How to Prevent Cheating in an Multiplayer Online Android/iOS Game that Uses Google Play Services?

Question

I'm planning to make an MMORPG for Android and iOS. I will use Unity 5. I am also planning to store user values in a Google Server that comes with Google Play Services. I'm storing values like money amount, level, strength point, items in the inventory, skills unlocked etc. I am not planning to allow players play the game offline. They must log in to their Google account to play the game.

Here are the questions:

• How secure is my game? I mean, using Google servers to store data, I think players won't alter the game data, because all the data is in the server.
• Which method I should use to encrypt my data?
• Is Google Servers capable to store these amount of data?
• Can users use a third party program to alter data on the server? How to prevent this?
• My game will totally be online. Can communication operators able to send and receive these amount of data? Because server should check every step of the player. And players should be able to play the game when they are off home.
• I am planning to do some checks when certain requirements meet. For example, when player buys an unique item that worths 1 million golds, the game will check the server first, if the player has 1 million golds. Can anyone change the codes in the game file?

Answer 1

I am also planning to store user values in a Google Server that comes with Google Play Services

Nope. Don't do it.

I am not planning to allow players play the game offline

Good idea.

The answer to all your other question is that any game can be hacked. Any game server can be hacked. Using Google Play Services is even worse as you have no option to protect yourself.

If your game is online MMORPG, you need to get a server with a monthly fee or maybe even a dedicated server.

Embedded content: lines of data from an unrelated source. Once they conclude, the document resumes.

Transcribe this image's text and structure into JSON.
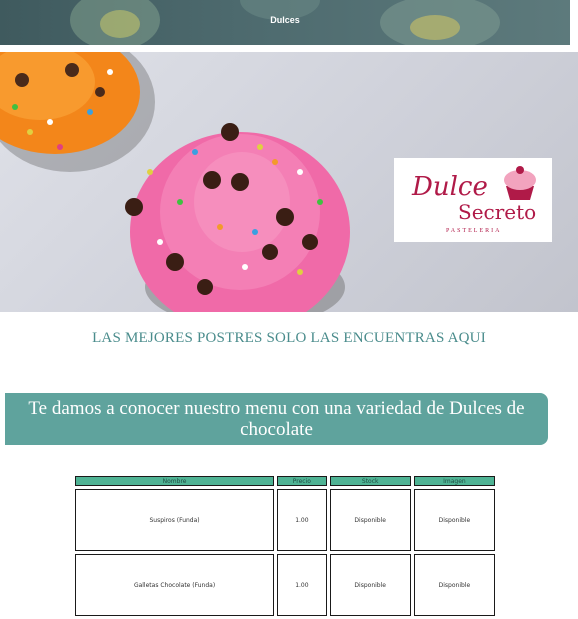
{
  "header": {
    "title": "Dulces"
  },
  "logo": {
    "line1": "Dulce",
    "line2": "Secreto",
    "line3": "PASTELERIA"
  },
  "tagline": "LAS MEJORES POSTRES SOLO LAS ENCUENTRAS AQUI",
  "intro": "Te damos a conocer nuestro menu con una variedad de Dulces de chocolate",
  "table": {
    "headers": [
      "Nombre",
      "Precio",
      "Stock",
      "Imagen"
    ],
    "rows": [
      [
        "Suspiros (Funda)",
        "1.00",
        "Disponible",
        "Disponible"
      ],
      [
        "Galletas Chocolate (Funda)",
        "1.00",
        "Disponible",
        "Disponible"
      ]
    ]
  },
  "colors": {
    "accent": "#5fa39d",
    "table_header": "#4fb394",
    "brand": "#b01a48",
    "tagline": "#4a8c8c"
  }
}
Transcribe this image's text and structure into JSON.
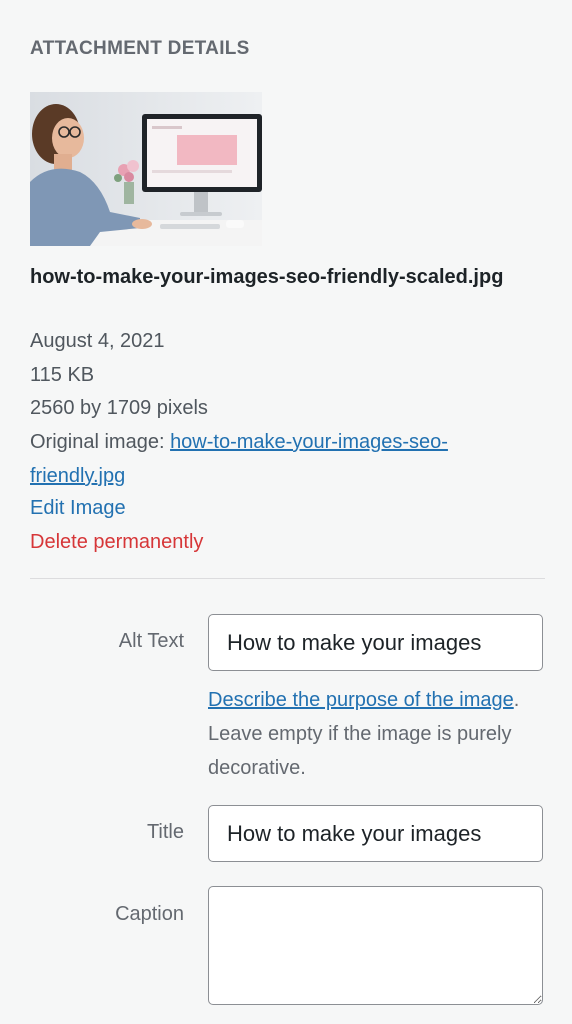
{
  "section": {
    "heading": "ATTACHMENT DETAILS"
  },
  "attachment": {
    "filename": "how-to-make-your-images-seo-friendly-scaled.jpg",
    "date": "August 4, 2021",
    "filesize": "115 KB",
    "dimensions": "2560 by 1709 pixels",
    "original_label": "Original image: ",
    "original_link": "how-to-make-your-images-seo-friendly.jpg",
    "edit_link": "Edit Image",
    "delete_link": "Delete permanently"
  },
  "fields": {
    "alt_label": "Alt Text",
    "alt_value": "How to make your images",
    "alt_help_link": "Describe the purpose of the image",
    "alt_help_text": ". Leave empty if the image is purely decorative.",
    "title_label": "Title",
    "title_value": "How to make your images",
    "caption_label": "Caption",
    "caption_value": ""
  },
  "colors": {
    "link": "#2271b1",
    "danger": "#d63638",
    "background": "#f6f7f7"
  }
}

You cannot prevent hacking but you can reduce it.

Ways to reduce hacking:

1. Get a server instead of Google Play as there are things you won't be allowed to do on Google Play server. You can't run your own game script there AFAIK.

2. Players must register and sign in to play your game.

3. Do all your security/buy stuff on the server side. If you do it on the client side, it can be decompiled, modified and recompiled back on both iOS and Android.

For example, when player wants to buy something and that thing requires a score the player does not have, don't do that check on the player's side,do it on the server side.

4. When you detect that a player is cheating, ban the player, then ban the IP Address for about a week. Don't ban the IP Address forever because some people with DSL will be able to change their IP Address by simply resetting the modem. When they do so, you are now banning another innocent person that just got banned IP. You can ban the account forever or ban them temporary as a warning before banning them forever. You set the rules here.

5. You can associate each account with the player's MAC Address, iPhone UDID, device serial number or any unique number from the device. When the player is banned, they will likely try to sign up for another account. If the-same device is used to sign up, don't let the player sign up. Simple display a network error with a number. Don't tell the player that they couldn't sign up again because their account/device is banned. If you do, they can easily circumvent the ban mechanics and sign up again.

The use of account, custom server, banning players are the best way to reduce hacking on your network game. There are many other ways but I can't keep going.

What you need to know:

PHP, MySQL for the Server side. Unity C#, Unity network API for the client/Unity side.

Now, if you really want the network game to be >50x faster, Use C++ (FastCGI), MySQL Connectors for the server side. Unity C# + raw socket on the client/Unity side. I recommend you go with this route.